Wikia founder Jimmy Wales, best known for co-founding Wikipedia,
didn’t impress
when he first launched his search venture, Wikia Search.

So he took a cue from Wikipedia and has turned Wikia Search into a Wikipedia-style search engine that enables its users to edit search results in the same fashion users edit pages on Wikipedia.

The idea is quite simple. If users aren’t satisfied with a particular set of search results, let them edit them and make them better – Web 2.0 idealism at its finest.

The way Wikia Search 2.0 has been implemented has some of Wikia Search’s previous critics more upbeat about its prospects.

I’m not one of them. When I took 10 minutes to test it out, I wasn’t impressed with the results, which I found to be quite limited and unsatisfactory for the searches I performed.

This aside, the big question for startups like Wikia Search is: does the average search user really have difficulty retrieving satisfactory search results from search engines like Google?

I don’t think so.

Personally, I’m no fan of Google as a company but I rarely use any other search engine. Why? Because I rarely get search results that don’t provide what I’m looking for in some form or another.

Apparently I’m not alone – the fact that Google continues to grow its market share is not exactly indicative of users flocking elsewhere in search of better results.

Given Google’s dominance, Wikia Search is tasked with convincing enough internet users that it can provide a superior search experience and vastly better results.

That’s a tough challenge and one that I don’t think is necessary.
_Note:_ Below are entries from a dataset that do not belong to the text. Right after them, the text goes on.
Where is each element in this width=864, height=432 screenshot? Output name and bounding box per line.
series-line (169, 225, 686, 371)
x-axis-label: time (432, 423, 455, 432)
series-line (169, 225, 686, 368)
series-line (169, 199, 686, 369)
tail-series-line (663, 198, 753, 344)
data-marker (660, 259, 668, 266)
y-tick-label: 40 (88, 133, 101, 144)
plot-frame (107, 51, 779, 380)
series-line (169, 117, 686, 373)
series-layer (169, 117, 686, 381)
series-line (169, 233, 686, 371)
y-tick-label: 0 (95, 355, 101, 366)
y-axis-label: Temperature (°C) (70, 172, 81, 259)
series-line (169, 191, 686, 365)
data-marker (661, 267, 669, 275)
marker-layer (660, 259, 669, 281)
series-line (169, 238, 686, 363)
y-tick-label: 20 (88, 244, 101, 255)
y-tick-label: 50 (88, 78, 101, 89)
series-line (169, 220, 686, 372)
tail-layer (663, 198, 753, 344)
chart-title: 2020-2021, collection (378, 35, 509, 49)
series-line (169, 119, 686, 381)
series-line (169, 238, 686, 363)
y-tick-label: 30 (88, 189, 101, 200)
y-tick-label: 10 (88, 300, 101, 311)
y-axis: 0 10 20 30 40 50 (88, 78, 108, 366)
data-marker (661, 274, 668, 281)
As it stands, I believe Wikia Search and other search startups like it are solutions looking for problems.

While some argue that just as Google successfully entered the search market at a time when the market was assumed to belong to more dominant players, so too can today’s upstarts.

But times have changed considerably and while that doesn’t preclude success for Wikia Search, in my opinion it does raise the barriers to success quite high.

When looking at Google’s rise, it’s important to note that Google’s simple user experience coupled with search results noticeably better than its larger competitors were the key differentiators at the time that enabled it to gain a foothold in the market.

Search has matured a lot since then. Google has grown into a powerful brand and most importantly, the technology it uses (as well as the technology of competitors like Yahoo) has also grown more sophisticated.

Wikia Search’s “technology” isn’t all that impressive and I believe the Wikia Search model itself is flawed for two primary reasons:

  • According to PARC researchers, a small percentage of the Wikipedia population makes around 50% of the edits. Without getting into a debate over Wikipedia’s value, it’s worth noting that by objective measurements, there’s far less diversity of opinion than one might expect.

    There is no shortage of discussion about Wikipedia’s shortcomings. One is that a considerable number of the edits made by that relatively small group of people are often self-interested. Jimmy Wales himself has not been immune to accusations that he has secretly leveraged his influence to have self-serving edits made.

    When it comes to a search engine, the same problems will only be exacerbated because there is a far greater potential profit motive for self-interested edits.

    An executive at a company, for instance, could edit certain search results to benefit his company’s listing or to harm the listing of a competitor. Search engine spammers could edit results in an attempt to drive traffic to their websites.

    While the “community” has the ability to deal with this type of behavior, just as it does with Wikipedia, the results a user receives may vary from minute to minute because of edits. In the world of search, this creates a level of unreliability that I would argue is unacceptable.

  • There’s little incentive for the average user who doesn’t have some sort of self-interest to help improve Wikia Search’s results. While Web 2.0 idealists would argue that this is not true and that digital altruism is alive and well, let’s look at this logically.

    If I am truly using Wikia Search because I am looking for information I haven’t yet been able to find, I will either find that information on Wikia Search or I won’t. If I don’t, I may find it elsewhere.

    In that case, what incentive do I have to come back to Wikia Search and add what I found elsewhere? The average search user has little reason do to so and additionally, it’s worth considering that even if I do, if I found my result through another search engine, I am in essence merely copying an existing result from elsewhere.

    In this case, I am not helping Wikia Search become superior to other search engines – I am helping it achieve parity.

In my opinion, applying the Wikipedia model to search simply doesn’t make practical sense and it won’t scale.

Again, not everything that can be “crowdsourced” should be and search is probably one of those things that shouldn’t be.

In short, I don’t think that Wikia Search has a very bright future and I doubt that the “wisdom of the crowd” as measured by market share is going to disagree with me.